Le top départ de la 12e édition des Résidences panafricaines d’écriture, de création et de recherches théâtrales (Récréatrales) a été donné le 29 octobre 2022, sous le thème « Faire visage ». Cette édition qui marque les 20 ans du festival connaît un engouement particulier, la rue des Récréatrales ne désemplit pas de l’avis de son directeur général, Aristide Tarnagda. Pourtant les difficultés ne manquent pas. La tenue même de cette édition est une prouesse, à l’en croire.

Il est un peu plus de 15h le mercredi 2 novembre 2022, quand nous rencontrons le directeur général des Récréatrales, Aristide Tarnagda. Il s’était retranché à l’INAFAC avec quelques créateurs. A 72h de la clôture de la 12e édition des Résidences panafricaines d’écriture, de création et de recherche théâtrales, son directeur général est visiblement satisfait de l’engouement qu’elles suscitent au sein de la population.

« Nous sommes très enchanté parce que cette rue ne désemplit pas. Tous les soirs, il y a un monde ici qui admire la rue, la dévore, passe du bon temps, prend des photos, etc », me lance-t-il avec le sourire. A cela s’ajoute les salles de spectacles qui sont chaque fois remplies. « Les salles de spectacles s’emplissent tous les soirs. A 18h, à 20h et à 21h45. Il y a neuf salles qui s’ouvrent par jour. Et on fait pratiquement salle comble chaque fois. Il y a en même qui disent quand il y a plus de places assises, ce n’est pas grave on reste debout », se réjouit-il.

M. Tarnagda a fait une mention spéciale à nos « sœurs », « mères » déplacées internes qui sont venues de Kaya. Victimes de terrorisme, ces dernières ont donné un éclat particulier à cette édition.
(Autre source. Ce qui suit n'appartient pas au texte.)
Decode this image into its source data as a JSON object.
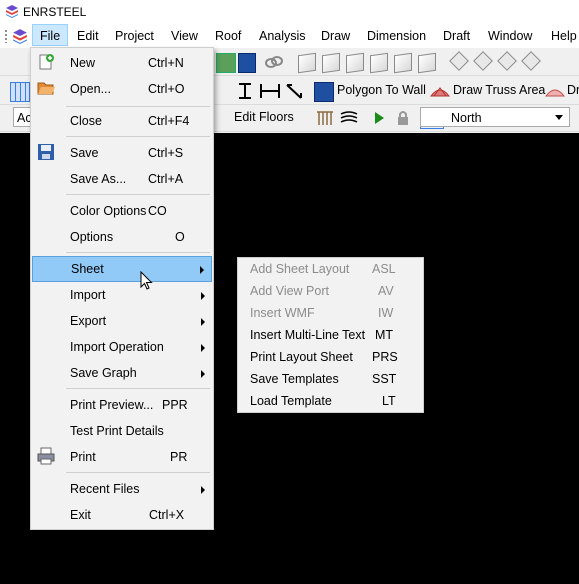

En effet, elles ont « courageusement » pris la parole et ont fait prendre conscience à beaucoup de Burkinabè et même des étrangers, à travers leur témoignage, du drame que le Burkina Faso traverse. « Certains ne s’en rendent pas toujours compte, peut-être du fait qu’ils soient loin », a-t-il relativisé.

La rue des Récréatrales ne désemplit pas

Même si le directeur général des Récréatrales est focus à 99% sur cette édition, il ne manque pas de rêver des prémisses de l’édition à venir. Sur ce sujet, Aristide Tarnagda soutient que rien qu’à voir l’appropriation qu’ont fait les spectateurs du festival, il ne peut que rêver grand pour ces résidences.

L’arbre ne doit cependant pas cacher la forêt. Tout n’a pas été rose dans l’organisation de cette 12e édition, confie le M. Tarnagda. « Elle a été difficile en termes de production. La tenue de cette édition est une prouesse. Parce que les Récréatrales sont un long processus. Pour arriver à ce qu’on voit là, le seul allié c’est le temps. On commence par exemple l’étape de connivence en février, après cela il y a le côté cour qui se passe en mai-juin. Après cela il y a les résidences qui sont prévues en septembre-octobre », explique-t-il.

Du fait des évènements socio-politiques, fait-il savoir, l’étape de février a été loupée, celle de mai-juin a été diluée. Evidemment cela a eu une conséquence « énorme » sur les résidences et sur la plateforme. Pire, le directeur général des Récréatrales sortira de cette édition endetté. Il évoque une quinzaine de millions de francs CFA.

C’est pour cela, il confesse être d’avis avec le parrain qui est en même temps le fondateur des Récréatrales, Etienne Minougou prenne la parole pour interpeller l’État. Parce que, fait-il savoir, les Récréatrales sont un patrimoine national et devrait être accompagnées. « Des promesses ont été faites en 2018 par l’ex président Roch Kaboré. L’actuel ministre en charge de la communication nous a également fait des promesses. Je fais totalement confiance au ministre. C’est quelqu’un qui nous a beaucoup soutenus en tant que directeur de la télévision. Je ne doute pas de sa volonté », assure-t-il.